One of your toughest matchups as Yahenni, Undying Partisan keeps their creatures (Dread Wanderer, Scrapheap Scrounger) from being exiled.

Eliott posted an 8-2 record with the deck (to an 11-5 finish). He beat Black-Red Aggro, Ramunap Red (three times), Blue-Black Control, Temur Energy (three times) and lost twice to Black-Red Aggro. His overall feeling with the deck was good. He loved The Scarab God that won him games against many unprepared opponents and wondered if Hour of Revelation, which we dismissed early in testing, could be an answer to Sultai Energy (I doubt it, but why not).

As for me, I couldn't make it to the PT. While working at the Studio on the last details before we left to the airport – our flight was at 11.30am – Monica called me. It was 1:30am. I rushed back home to see what was going on. We called the hospital and they told her that her water had broken.

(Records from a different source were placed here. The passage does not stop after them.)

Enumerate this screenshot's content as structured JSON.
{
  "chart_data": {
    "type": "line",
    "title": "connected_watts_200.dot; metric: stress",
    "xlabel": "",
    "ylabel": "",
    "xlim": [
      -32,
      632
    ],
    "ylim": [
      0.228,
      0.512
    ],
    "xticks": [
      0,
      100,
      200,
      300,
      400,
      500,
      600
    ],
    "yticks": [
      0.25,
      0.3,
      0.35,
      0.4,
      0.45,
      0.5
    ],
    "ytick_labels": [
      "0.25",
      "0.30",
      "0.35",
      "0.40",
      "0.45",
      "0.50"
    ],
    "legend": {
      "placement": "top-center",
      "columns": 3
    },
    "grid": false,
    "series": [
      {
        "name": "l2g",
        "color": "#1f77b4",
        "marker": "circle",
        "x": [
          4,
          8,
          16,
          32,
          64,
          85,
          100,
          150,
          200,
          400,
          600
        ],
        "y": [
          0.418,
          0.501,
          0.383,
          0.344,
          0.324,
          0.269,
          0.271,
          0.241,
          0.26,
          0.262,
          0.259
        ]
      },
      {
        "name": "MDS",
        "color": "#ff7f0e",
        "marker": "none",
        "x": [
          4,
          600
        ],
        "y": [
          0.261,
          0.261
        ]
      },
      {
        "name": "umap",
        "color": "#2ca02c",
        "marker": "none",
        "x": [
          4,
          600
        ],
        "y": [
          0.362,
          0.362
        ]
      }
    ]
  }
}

At 10:30, my son Lavan was born.

The last time I missed the round one of a PT was on April 17 …1998. So there it ended, my streak of PT's played in a row (91). I'm just happy the little guy showed up early (and not while I was away) so I didn't miss the most important moment of my adult life. Some things are just more important than others!

But don't worry, I'll be there at the next PT!